The XX Factor

Sorry, but the Abortion Rate Is Not Going Down Because Women “Choose Life”

Maybe this has something to do with it.  

Photo by Brendan Smialowski/AFP/Getty Images

The abortion rate is down, and anti-abortion folks would very much like to take credit for it. Last week, David Frum at the Atlantic wrote a piece arguing that “the pro-life movement really does seem to have changed American minds about the morality of abortion,” and that, along with a growing acceptance of single motherhood, has led to a drop in the abortion rate. At the National Review on Wednesday, Ryan T. Anderson and Sarah Torre, while hastening to add that they still think single motherhood is the worst, agree that the dropping abortion rate must be because “more young women are choosing to parent when they understand that there’s a life at stake,” due to four decades of bloody fetus pictures and exhortations to “choose life.”

There’s no reason to believe that any of this is true. Yes, the abortion rate is down. But if that was due to women choosing childbirth over abortion, then we’d see a subsequent spike in the birth rate to go along with the abortion decline. But as Joerg Dreweke at the Guttmacher Institute pointed out in a 2014 analysis of the same abortion numbers Frum is looking at, “the decline in abortion between 2008 and 2011 coincided with a steep national drop in the birthrate”—13 percent and 9 percent, respectively. “By looking at abortion and birth numbers, this point becomes even more clear: Between 2008 and 2011, abortions declined by about 150,000, but births by roughly twice as much (down about 300,000),” he adds. Women aren’t “choosing life” more. On the contrary, they’re just getting pregnant less.

To be fair, Frum anticipated this objection and thought he had answered it: “At any given moment nearly 40 percent of women are using no birth-control method at all. Almost half of all American pregnancies are unintended.” An interesting point, but it doesn’t change the baseline fact that women just aren’t getting pregnant as often. So what’s going on? A sex strike? Or is anal sex is even more popular than my colleague Will Saletan even appreciated in his in-depth report on the matter? Or maybe one National Review commenter was right when he wrote, “There are many women who had so many abortions at a young age they can’t get pregnant now.” (He is not right.) One thing we know for sure is it can’t be that women are giving birth more, because they just aren’t. 

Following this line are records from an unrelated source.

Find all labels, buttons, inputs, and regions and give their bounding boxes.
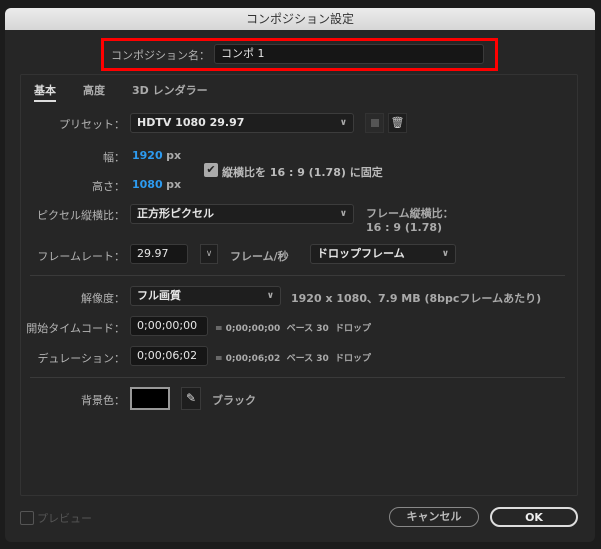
- resolution-value: フル画質: [137, 289, 181, 302]
- ok-button[interactable]: OK: [490, 507, 578, 527]
- frame-aspect-label: フレーム縦横比：: [366, 207, 454, 220]
- comp-name-label: コンポジション名：: [111, 49, 210, 62]
- height-label: 高さ：: [92, 180, 125, 193]
- pixel-aspect-select[interactable]: 正方形ピクセル ∨: [130, 204, 354, 224]
- frame-rate-label: フレームレート：: [37, 250, 125, 263]
- preview-label: プレビュー: [37, 512, 92, 525]
- background-color-swatch[interactable]: [130, 387, 170, 410]
- width-value[interactable]: 1920: [132, 149, 163, 162]
- lock-aspect-label: 縦横比を 16 : 9 (1.78) に固定: [222, 166, 383, 179]
- cancel-button[interactable]: キャンセル: [389, 507, 479, 527]
- tab-basic[interactable]: 基本: [34, 82, 56, 102]
- height-unit: px: [166, 178, 182, 191]
- divider: [30, 275, 565, 276]
- height-value[interactable]: 1080: [132, 178, 163, 191]
- eyedropper-icon[interactable]: ✎: [181, 387, 201, 410]
- chevron-down-icon: ∨: [339, 209, 347, 219]
- duration-input[interactable]: 0;00;06;02: [130, 346, 208, 366]
- resolution-info: 1920 x 1080、7.9 MB (8bpcフレームあたり): [291, 292, 542, 305]
- width-label: 幅：: [103, 151, 125, 164]
- width-unit: px: [166, 149, 182, 162]
- start-timecode-label: 開始タイムコード：: [26, 322, 125, 335]
- preview-checkbox[interactable]: [20, 511, 34, 525]
- background-color-label: 背景色：: [81, 394, 125, 407]
- resolution-select[interactable]: フル画質 ∨: [130, 286, 281, 306]
- comp-name-input[interactable]: コンポ 1: [214, 44, 484, 64]
- chevron-down-icon: ∨: [266, 291, 274, 301]
- title-bar[interactable]: コンポジション設定: [5, 8, 595, 30]
- tab-3d-renderer[interactable]: 3D レンダラー: [132, 82, 208, 98]
- drop-frame-select[interactable]: ドロップフレーム ∨: [310, 244, 456, 264]
- settings-panel: [20, 74, 578, 496]
- pixel-aspect-value: 正方形ピクセル: [137, 207, 214, 220]
- composition-settings-dialog: コンポジション設定 コンポジション名： コンポ 1 基本 高度 3D レンダラー…: [5, 8, 595, 542]
- start-timecode-info: = 0;00;00;00 ベース 30 ドロップ: [215, 324, 372, 334]
- preset-value: HDTV 1080 29.97: [137, 116, 245, 129]
- duration-label: デュレーション：: [37, 352, 125, 365]
- height-value-row: 1080 px: [132, 178, 181, 191]
- save-preset-icon[interactable]: [365, 113, 384, 133]
- resolution-label: 解像度：: [81, 292, 125, 305]
- divider: [30, 377, 565, 378]
- trash-icon[interactable]: 🗑: [388, 113, 407, 133]
- tab-advanced[interactable]: 高度: [83, 82, 105, 98]
- preset-label: プリセット：: [59, 118, 125, 131]
- chevron-down-icon: ∨: [339, 118, 347, 128]
- preset-select[interactable]: HDTV 1080 29.97 ∨: [130, 113, 354, 133]
- frame-aspect-value: 16 : 9 (1.78): [366, 221, 443, 234]
- frame-rate-input[interactable]: 29.97: [130, 244, 188, 264]
- start-timecode-input[interactable]: 0;00;00;00: [130, 316, 208, 336]
- pixel-aspect-label: ピクセル縦横比：: [37, 209, 125, 222]
- duration-info: = 0;00;06;02 ベース 30 ドロップ: [215, 354, 372, 364]
- drop-frame-value: ドロップフレーム: [317, 247, 405, 260]
- lock-aspect-checkbox[interactable]: ✔: [204, 163, 218, 177]
- frame-rate-dropdown-button[interactable]: ∨: [200, 244, 218, 264]
- chevron-down-icon: ∨: [441, 249, 449, 259]
- width-value-row: 1920 px: [132, 149, 181, 162]
- background-color-name: ブラック: [212, 394, 256, 407]
- frame-rate-unit: フレーム/秒: [230, 250, 289, 263]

The likeliest explanation is probably the most mundane one. It really is about the contraception. While Frum is correct about the overall levels of contraception use, when you get into the details, a different picture emerges. Dreweke points out that for women younger than 30 who are at the greatest risk of unintended pregnancy, the number “not using any method of contraception dropped by one-fifth.” There’s also reason to believe that women generally are choosing more effective methods, like long-acting contraception methods that have grown dramatically in popularity in recent years.

So while Anderson and Torre might decry the “sexual revolution that decoupled sex from marriage,” that revolution and the way it reduced stigma about contraception use is giving us a lower abortion rate. You’re welcome, anti-choicers.